Another governor, who also sought anonymity as he does not want to be seen fighting the government, said the extension would impoverish Kenyans as a few individuals make a killing.
“I wish I could tell the truth without being intimidated,” the governor said.
Mr Kagwe said he would not involve himself in the politics surrounding the project.
“We will work with those who want. Those feel the project is not important can run their affairs and explain to citizens why they do not want it,” the minister said.
“Let’s not trivialise health care. It is a matter of life and death.”
In May 2021, the ministry was at pains to explain the benefits of the lease.
MES was aimed at equipping hospitals with modern and specialised diagnostic kits.
It was the first mega project by the Jubilee administration after assuming office in 2013.
President Uhuru Kenyatta oversaw handing over of equipment to counties in the initial stages.
MES was conceptualised and approved as a public-private partnership project.
It was, however, quietly converted and implemented as a public project, an matter the Auditor General questioned.
On October 22, 2013, county executives of Health and Finance, alongside then Health CS James Macharia, signed a deal in which they agreed to identify two hospitals in every county that would be a beneficiary of MES.
But the project had not taken shape a year later because the government did not have the Sh43.5 billion for its initiation.

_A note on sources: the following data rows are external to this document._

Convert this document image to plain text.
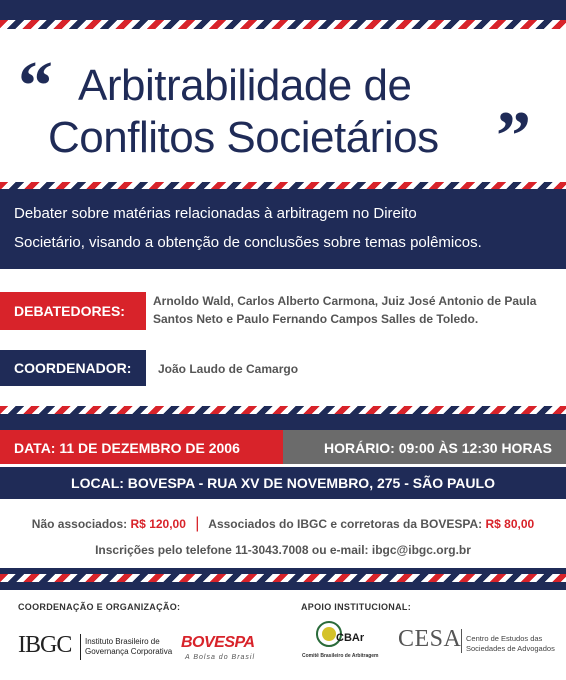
“ Arbitrabilidade de
Conflitos Societários ”
Debater sobre matérias relacionadas à arbitragem no Direito
Societário, visando a obtenção de conclusões sobre temas polêmicos.
DEBATEDORES:
Arnoldo Wald, Carlos Alberto Carmona, Juiz José Antonio de Paula
Santos Neto e Paulo Fernando Campos Salles de Toledo.
COORDENADOR: João Laudo de Camargo
DATA: 11 DE DEZEMBRO DE 2006	HORÁRIO: 09:00 ÀS 12:30 HORAS
LOCAL: BOVESPA - RUA XV DE NOVEMBRO, 275 - SÃO PAULO
Não associados: R$ 120,00 | Associados do IBGC e corretoras da BOVESPA: R$ 80,00
Inscrições pelo telefone 11-3043.7008 ou e-mail: ibgc@ibgc.org.br
COORDENAÇÃO E ORGANIZAÇÃO:	APOIO INSTITUCIONAL:
IBGC Instituto Brasileiro de
Governança Corporativa
BOVESPA
A Bolsa do Brasil
CBAr
Comitê Brasileiro de Arbitragem
CESA Centro de Estudos das
Sociedades de Advogados
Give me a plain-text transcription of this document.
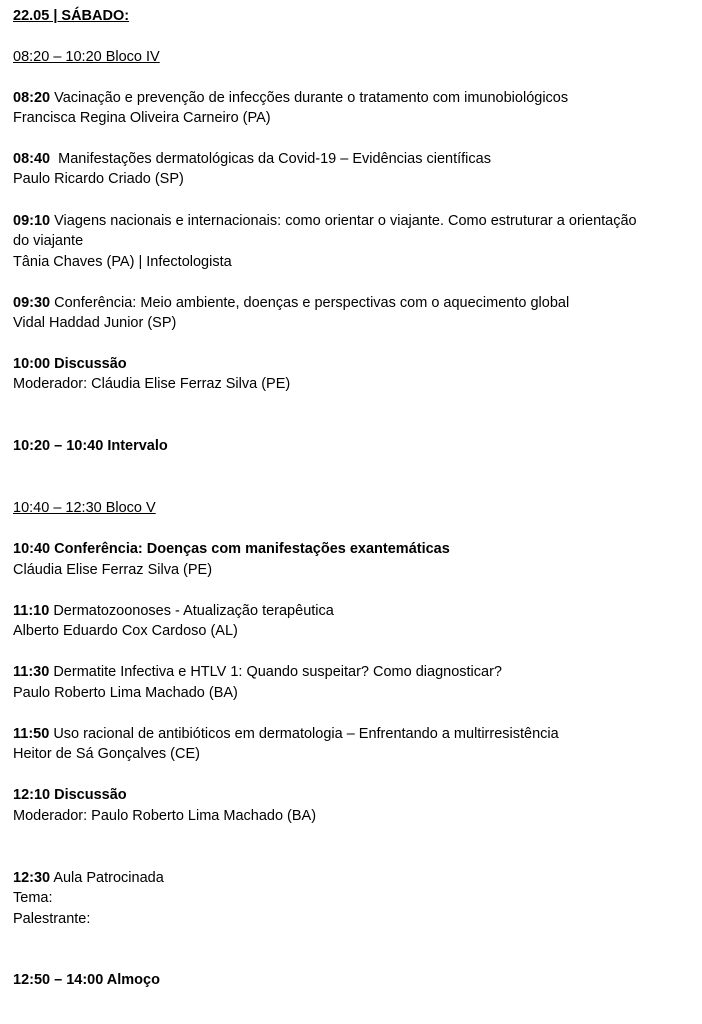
22.05 | SÁBADO:
08:20 – 10:20 Bloco IV
08:20 Vacinação e prevenção de infecções durante o tratamento com imunobiológicos
Francisca Regina Oliveira Carneiro (PA)
08:40  Manifestações dermatológicas da Covid-19 – Evidências científicas
Paulo Ricardo Criado (SP)
09:10 Viagens nacionais e internacionais: como orientar o viajante. Como estruturar a orientação
do viajante
Tânia Chaves (PA) | Infectologista
09:30 Conferência: Meio ambiente, doenças e perspectivas com o aquecimento global
Vidal Haddad Junior (SP)
10:00 Discussão
Moderador: Cláudia Elise Ferraz Silva (PE)
10:20 – 10:40 Intervalo
10:40 – 12:30 Bloco V
10:40 Conferência: Doenças com manifestações exantemáticas
Cláudia Elise Ferraz Silva (PE)
11:10 Dermatozoonoses - Atualização terapêutica
Alberto Eduardo Cox Cardoso (AL)
11:30 Dermatite Infectiva e HTLV 1: Quando suspeitar? Como diagnosticar?
Paulo Roberto Lima Machado (BA)
11:50 Uso racional de antibióticos em dermatologia – Enfrentando a multirresistência
Heitor de Sá Gonçalves (CE)
12:10 Discussão
Moderador: Paulo Roberto Lima Machado (BA)
12:30 Aula Patrocinada
Tema:
Palestrante:
12:50 – 14:00 Almoço
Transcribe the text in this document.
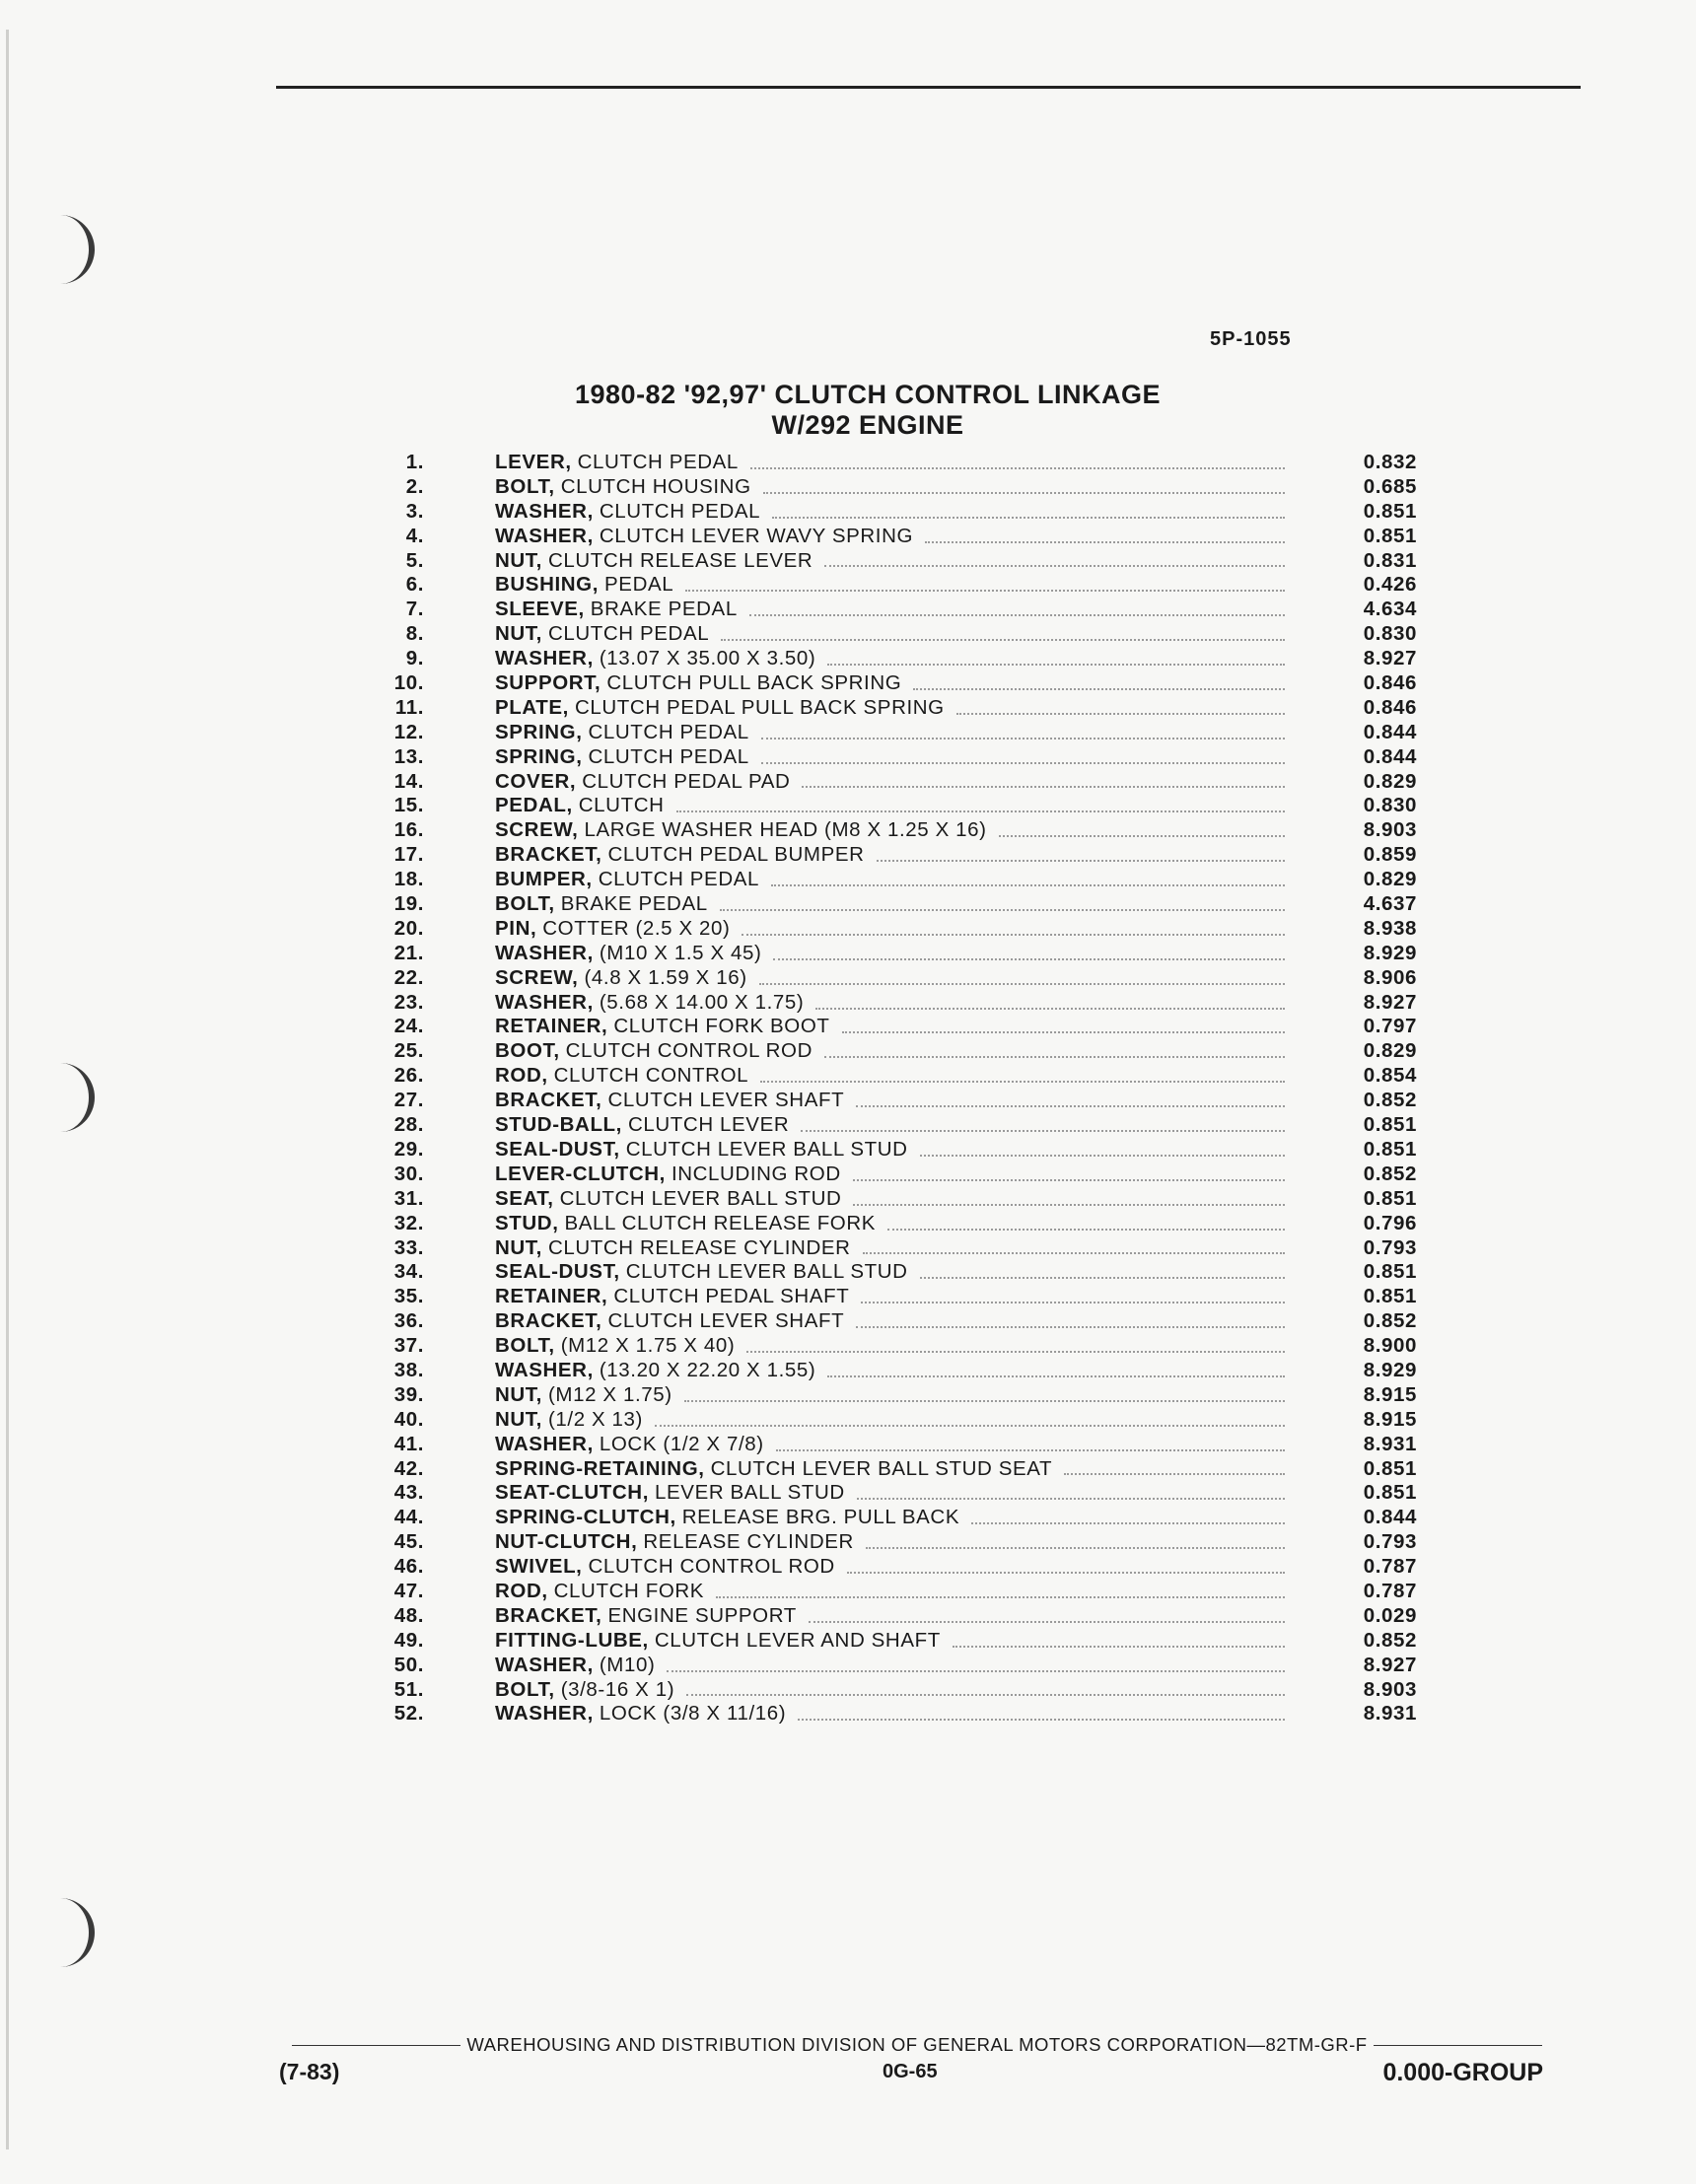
5P-1055
1980-82 '92,97' CLUTCH CONTROL LINKAGE
W/292 ENGINE
1.	LEVER, CLUTCH PEDAL	0.832
2.	BOLT, CLUTCH HOUSING	0.685
3.	WASHER, CLUTCH PEDAL	0.851
4.	WASHER, CLUTCH LEVER WAVY SPRING	0.851
5.	NUT, CLUTCH RELEASE LEVER	0.831
6.	BUSHING, PEDAL	0.426
7.	SLEEVE, BRAKE PEDAL	4.634
8.	NUT, CLUTCH PEDAL	0.830
9.	WASHER, (13.07 X 35.00 X 3.50)	8.927
10.	SUPPORT, CLUTCH PULL BACK SPRING	0.846
11.	PLATE, CLUTCH PEDAL PULL BACK SPRING	0.846
12.	SPRING, CLUTCH PEDAL	0.844
13.	SPRING, CLUTCH PEDAL	0.844
14.	COVER, CLUTCH PEDAL PAD	0.829
15.	PEDAL, CLUTCH	0.830
16.	SCREW, LARGE WASHER HEAD (M8 X 1.25 X 16)	8.903
17.	BRACKET, CLUTCH PEDAL BUMPER	0.859
18.	BUMPER, CLUTCH PEDAL	0.829
19.	BOLT, BRAKE PEDAL	4.637
20.	PIN, COTTER (2.5 X 20)	8.938
21.	WASHER, (M10 X 1.5 X 45)	8.929
22.	SCREW, (4.8 X 1.59 X 16)	8.906
23.	WASHER, (5.68 X 14.00 X 1.75)	8.927
24.	RETAINER, CLUTCH FORK BOOT	0.797
25.	BOOT, CLUTCH CONTROL ROD	0.829
26.	ROD, CLUTCH CONTROL	0.854
27.	BRACKET, CLUTCH LEVER SHAFT	0.852
28.	STUD-BALL, CLUTCH LEVER	0.851
29.	SEAL-DUST, CLUTCH LEVER BALL STUD	0.851
30.	LEVER-CLUTCH, INCLUDING ROD	0.852
31.	SEAT, CLUTCH LEVER BALL STUD	0.851
32.	STUD, BALL CLUTCH RELEASE FORK	0.796
33.	NUT, CLUTCH RELEASE CYLINDER	0.793
34.	SEAL-DUST, CLUTCH LEVER BALL STUD	0.851
35.	RETAINER, CLUTCH PEDAL SHAFT	0.851
36.	BRACKET, CLUTCH LEVER SHAFT	0.852
37.	BOLT, (M12 X 1.75 X 40)	8.900
38.	WASHER, (13.20 X 22.20 X 1.55)	8.929
39.	NUT, (M12 X 1.75)	8.915
40.	NUT, (1/2 X 13)	8.915
41.	WASHER, LOCK (1/2 X 7/8)	8.931
42.	SPRING-RETAINING, CLUTCH LEVER BALL STUD SEAT	0.851
43.	SEAT-CLUTCH, LEVER BALL STUD	0.851
44.	SPRING-CLUTCH, RELEASE BRG. PULL BACK	0.844
45.	NUT-CLUTCH, RELEASE CYLINDER	0.793
46.	SWIVEL, CLUTCH CONTROL ROD	0.787
47.	ROD, CLUTCH FORK	0.787
48.	BRACKET, ENGINE SUPPORT	0.029
49.	FITTING-LUBE, CLUTCH LEVER AND SHAFT	0.852
50.	WASHER, (M10)	8.927
51.	BOLT, (3/8-16 X 1)	8.903
52.	WASHER, LOCK (3/8 X 11/16)	8.931
WAREHOUSING AND DISTRIBUTION DIVISION OF GENERAL MOTORS CORPORATION—82TM-GR-F
(7-83)	0G-65	0.000-GROUP
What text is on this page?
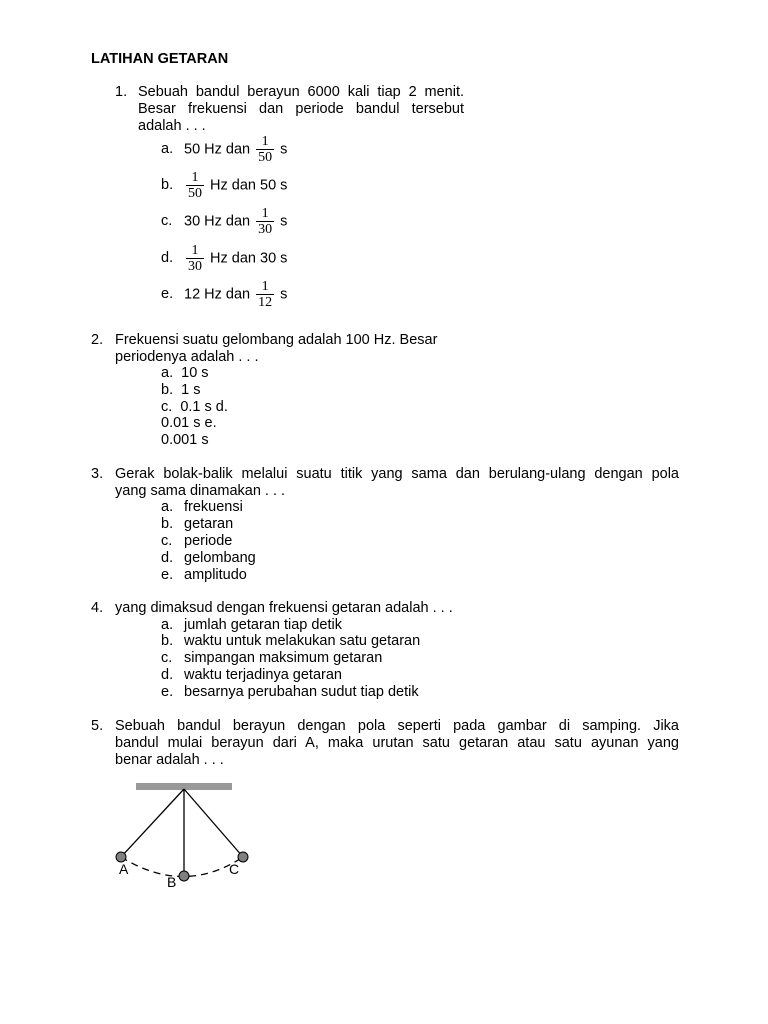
LATIHAN GETARAN
1. Sebuah bandul berayun 6000 kali tiap 2 menit.
Besar frekuensi dan periode bandul tersebut
adalah . . .
a. 50 Hz dan $\frac{1}{50}$ s
b. $\frac{1}{50}$ Hz dan 50 s
c. 30 Hz dan $\frac{1}{30}$ s
d. $\frac{1}{30}$ Hz dan 30 s
e. 12 Hz dan $\frac{1}{12}$ s
2. Frekuensi suatu gelombang adalah 100 Hz. Besar
periodenya adalah . . .
a.  10 s
b.  1 s
c.  0.1 s d.
0.01 s e.
0.001 s
3. Gerak bolak-balik melalui suatu titik yang sama dan berulang-ulang dengan pola
yang sama dinamakan . . .
a. frekuensi
b. getaran
c. periode
d. gelombang
e. amplitudo
4. yang dimaksud dengan frekuensi getaran adalah . . .
a. jumlah getaran tiap detik
b. waktu untuk melakukan satu getaran
c. simpangan maksimum getaran
d. waktu terjadinya getaran
e. besarnya perubahan sudut tiap detik
5. Sebuah bandul berayun dengan pola seperti pada gambar di samping. Jika
bandul mulai berayun dari A, maka urutan satu getaran atau satu ayunan yang
benar adalah . . .
A
B
C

It had only allocated about Sh2 billion in the 2014/15 financial year to equip the hospitals.
The cost of the project has been the reason for the controversy.
The original contract was valued at $432,482,156.8 (Sh43.5 billion), meaning every county was to pay at least $1,314,535 (Sh118 million) a year, to be deducted at source and paid to MES contractors by the ministry.
The total amount was calculated and divided equally among the 47 counties whether they got the equipment or not.
Because four referral hospitals also gained from the project, the amount paid by a county was reduced to Sh97 million.
In 2017, the amount changed shot to Sh200 million. The reason given was that Kakamega, Taita Taveta, Vihiga, Narok and other counties requested additional kits.
The contracts for every firm was revised, with the cost shooting up from Sh43.2 billion to Sh46.9 billion. Treasury spread the additional cost across the 47 counties instead of billing those that wanted more equipment.